This is my commandment: love one another as I have loved you. No one can have a greater love than to lay down his life for his friends. The Church celebrates honors today a modern saint, an individual whose story we should all identify with. St. Maximillian Kolbe was a Polish Franciscan friar who was imprisoned in Auschwitz during the Second World War. At the camp, he offered his life in exchange for a fellow prisoner who was about to be executed. His reason? The fellow prisoner was father to a large family, and Maximilian Kolbe told him that his death would bring devastation to his family who still depended on him. And like a storyline that we can only find in a movie, the lucky prisoner lived to tell the story.

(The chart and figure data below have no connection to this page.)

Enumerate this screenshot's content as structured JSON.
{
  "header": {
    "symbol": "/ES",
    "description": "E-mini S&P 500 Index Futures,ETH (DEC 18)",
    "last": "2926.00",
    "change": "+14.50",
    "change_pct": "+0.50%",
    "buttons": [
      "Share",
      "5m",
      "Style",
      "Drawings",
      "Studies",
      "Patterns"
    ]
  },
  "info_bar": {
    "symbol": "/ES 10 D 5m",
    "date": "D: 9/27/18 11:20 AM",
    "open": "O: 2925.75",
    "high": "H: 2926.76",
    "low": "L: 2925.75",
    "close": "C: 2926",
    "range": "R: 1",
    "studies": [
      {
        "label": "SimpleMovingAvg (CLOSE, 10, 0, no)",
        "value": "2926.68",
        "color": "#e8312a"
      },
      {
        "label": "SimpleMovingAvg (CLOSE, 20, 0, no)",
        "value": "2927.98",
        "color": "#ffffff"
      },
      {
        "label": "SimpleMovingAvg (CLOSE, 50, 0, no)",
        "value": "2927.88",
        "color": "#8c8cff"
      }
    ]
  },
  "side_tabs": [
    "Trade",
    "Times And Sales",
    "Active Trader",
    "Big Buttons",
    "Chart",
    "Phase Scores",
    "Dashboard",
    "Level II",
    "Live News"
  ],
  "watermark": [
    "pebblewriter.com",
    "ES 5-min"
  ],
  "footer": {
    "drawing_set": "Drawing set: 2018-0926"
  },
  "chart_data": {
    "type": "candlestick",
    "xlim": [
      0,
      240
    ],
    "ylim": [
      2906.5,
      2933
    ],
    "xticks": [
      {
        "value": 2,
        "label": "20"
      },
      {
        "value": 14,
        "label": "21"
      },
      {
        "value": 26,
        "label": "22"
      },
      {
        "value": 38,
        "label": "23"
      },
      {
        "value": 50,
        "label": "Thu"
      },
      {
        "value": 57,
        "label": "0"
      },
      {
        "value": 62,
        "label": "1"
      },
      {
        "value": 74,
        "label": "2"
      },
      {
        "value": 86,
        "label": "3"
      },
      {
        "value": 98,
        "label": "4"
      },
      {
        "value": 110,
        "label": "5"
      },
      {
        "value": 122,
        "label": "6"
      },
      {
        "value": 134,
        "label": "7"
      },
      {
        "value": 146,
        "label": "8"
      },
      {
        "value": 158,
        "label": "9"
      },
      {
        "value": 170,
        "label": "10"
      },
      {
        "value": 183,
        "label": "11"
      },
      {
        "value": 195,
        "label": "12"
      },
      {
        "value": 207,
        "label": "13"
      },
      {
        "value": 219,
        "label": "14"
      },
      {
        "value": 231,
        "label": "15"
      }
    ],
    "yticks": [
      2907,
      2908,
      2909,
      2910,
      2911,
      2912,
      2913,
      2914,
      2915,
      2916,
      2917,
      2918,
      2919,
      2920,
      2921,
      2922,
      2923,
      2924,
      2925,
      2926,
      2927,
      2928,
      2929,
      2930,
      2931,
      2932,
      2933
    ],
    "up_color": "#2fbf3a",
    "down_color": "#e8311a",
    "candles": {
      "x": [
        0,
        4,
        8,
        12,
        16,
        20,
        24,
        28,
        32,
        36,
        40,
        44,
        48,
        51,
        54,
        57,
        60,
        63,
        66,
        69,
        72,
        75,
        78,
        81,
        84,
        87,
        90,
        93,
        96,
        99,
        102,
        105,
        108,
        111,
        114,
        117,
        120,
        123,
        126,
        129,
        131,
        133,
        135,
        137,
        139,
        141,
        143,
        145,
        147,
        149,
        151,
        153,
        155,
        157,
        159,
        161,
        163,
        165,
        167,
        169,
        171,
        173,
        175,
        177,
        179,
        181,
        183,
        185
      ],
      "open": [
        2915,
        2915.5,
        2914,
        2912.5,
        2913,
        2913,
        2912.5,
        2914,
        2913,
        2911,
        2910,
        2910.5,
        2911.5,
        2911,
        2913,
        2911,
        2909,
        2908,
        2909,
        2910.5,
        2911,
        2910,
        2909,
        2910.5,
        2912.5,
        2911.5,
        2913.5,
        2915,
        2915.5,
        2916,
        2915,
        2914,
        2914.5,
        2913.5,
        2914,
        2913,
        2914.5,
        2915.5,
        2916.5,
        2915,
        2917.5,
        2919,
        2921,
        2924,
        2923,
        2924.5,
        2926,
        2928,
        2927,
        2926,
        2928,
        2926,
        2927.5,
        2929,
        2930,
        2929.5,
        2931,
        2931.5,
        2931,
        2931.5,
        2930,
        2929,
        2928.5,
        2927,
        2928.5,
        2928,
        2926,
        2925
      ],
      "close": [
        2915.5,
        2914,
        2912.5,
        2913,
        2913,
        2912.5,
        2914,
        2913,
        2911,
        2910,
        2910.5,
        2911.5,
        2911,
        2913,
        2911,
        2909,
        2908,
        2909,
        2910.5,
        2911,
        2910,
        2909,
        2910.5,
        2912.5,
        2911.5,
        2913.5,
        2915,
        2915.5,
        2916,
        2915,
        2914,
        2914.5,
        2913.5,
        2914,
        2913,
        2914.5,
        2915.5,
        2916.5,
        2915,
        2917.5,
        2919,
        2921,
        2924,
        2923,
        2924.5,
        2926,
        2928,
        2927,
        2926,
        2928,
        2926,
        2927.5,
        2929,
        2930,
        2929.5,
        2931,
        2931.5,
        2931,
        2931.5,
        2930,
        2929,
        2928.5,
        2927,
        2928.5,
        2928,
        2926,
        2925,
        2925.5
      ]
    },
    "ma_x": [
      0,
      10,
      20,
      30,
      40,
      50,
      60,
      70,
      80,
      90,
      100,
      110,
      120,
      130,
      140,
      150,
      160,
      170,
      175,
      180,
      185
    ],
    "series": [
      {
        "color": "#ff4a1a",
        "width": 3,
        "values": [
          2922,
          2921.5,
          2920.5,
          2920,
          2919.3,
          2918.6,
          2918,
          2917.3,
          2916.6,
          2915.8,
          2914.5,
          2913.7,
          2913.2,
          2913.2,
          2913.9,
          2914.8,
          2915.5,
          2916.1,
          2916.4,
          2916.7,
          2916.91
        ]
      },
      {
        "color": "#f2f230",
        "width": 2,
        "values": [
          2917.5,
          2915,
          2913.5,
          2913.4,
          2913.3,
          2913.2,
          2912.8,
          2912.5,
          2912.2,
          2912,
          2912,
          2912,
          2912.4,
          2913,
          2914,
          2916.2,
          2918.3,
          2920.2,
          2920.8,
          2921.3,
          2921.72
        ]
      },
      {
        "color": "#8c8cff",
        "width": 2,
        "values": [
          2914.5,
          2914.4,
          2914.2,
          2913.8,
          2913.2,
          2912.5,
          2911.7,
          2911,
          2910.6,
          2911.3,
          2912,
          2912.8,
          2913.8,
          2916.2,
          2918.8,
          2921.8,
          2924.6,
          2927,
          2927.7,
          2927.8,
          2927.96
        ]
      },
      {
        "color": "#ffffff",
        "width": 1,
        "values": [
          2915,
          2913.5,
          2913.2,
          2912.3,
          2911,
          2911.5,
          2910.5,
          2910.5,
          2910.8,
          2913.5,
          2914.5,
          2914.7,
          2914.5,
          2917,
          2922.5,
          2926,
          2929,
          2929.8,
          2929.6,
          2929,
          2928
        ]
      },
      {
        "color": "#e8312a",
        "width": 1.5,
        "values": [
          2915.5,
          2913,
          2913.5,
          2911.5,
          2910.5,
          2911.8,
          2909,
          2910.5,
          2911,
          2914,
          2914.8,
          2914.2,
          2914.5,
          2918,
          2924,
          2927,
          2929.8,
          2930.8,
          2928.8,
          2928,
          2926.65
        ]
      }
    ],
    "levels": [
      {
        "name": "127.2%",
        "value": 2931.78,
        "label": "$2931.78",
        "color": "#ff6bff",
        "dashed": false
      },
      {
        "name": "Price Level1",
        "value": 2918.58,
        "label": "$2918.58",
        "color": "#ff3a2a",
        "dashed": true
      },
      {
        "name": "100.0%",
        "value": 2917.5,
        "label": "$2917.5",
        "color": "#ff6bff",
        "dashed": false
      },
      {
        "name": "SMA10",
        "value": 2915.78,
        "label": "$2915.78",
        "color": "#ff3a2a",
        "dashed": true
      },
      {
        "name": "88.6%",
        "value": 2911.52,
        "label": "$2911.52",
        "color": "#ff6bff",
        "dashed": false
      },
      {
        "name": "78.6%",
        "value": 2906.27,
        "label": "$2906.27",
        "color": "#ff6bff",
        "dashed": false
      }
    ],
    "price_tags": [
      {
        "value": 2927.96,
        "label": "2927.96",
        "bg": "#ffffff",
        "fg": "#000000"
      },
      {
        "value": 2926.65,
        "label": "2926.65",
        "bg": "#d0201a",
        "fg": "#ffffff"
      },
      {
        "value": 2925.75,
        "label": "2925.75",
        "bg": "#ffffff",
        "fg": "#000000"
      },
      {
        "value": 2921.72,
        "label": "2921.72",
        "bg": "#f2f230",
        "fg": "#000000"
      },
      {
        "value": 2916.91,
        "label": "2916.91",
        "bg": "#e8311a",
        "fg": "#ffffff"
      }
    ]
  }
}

St. Maximillian’s story is one that is worth telling over and over again. For it is a story of a man who lived in a literal way the gospel command of laying down one’s life for a friend. His act was prompted, not by an urge to put his name in history books, but rather by a genuine love for a fellow human being. He did not quote any scripture passage to support his decision. He cited a very human reason for doing what he did: the fellow prisoner had a family. St. Maximillian felt the pain the man’s family would undergo if he were to die. His friend had a responsibility that himself as a friar he didn’t have. He chose to die so that his friend could live.
The feat that St. Maximillian Kolbe pulled is one that only few have gathered enough courage to carry out. Some of us might not even have the opportunity to make a decision such as he did. However, the one thing that we can imitate from him is the ‘humanness’ of his saintly call. Our motivation to pull a saintly ‘stunt’ should not be God or Jesus as such, but rather our brothers and sisters.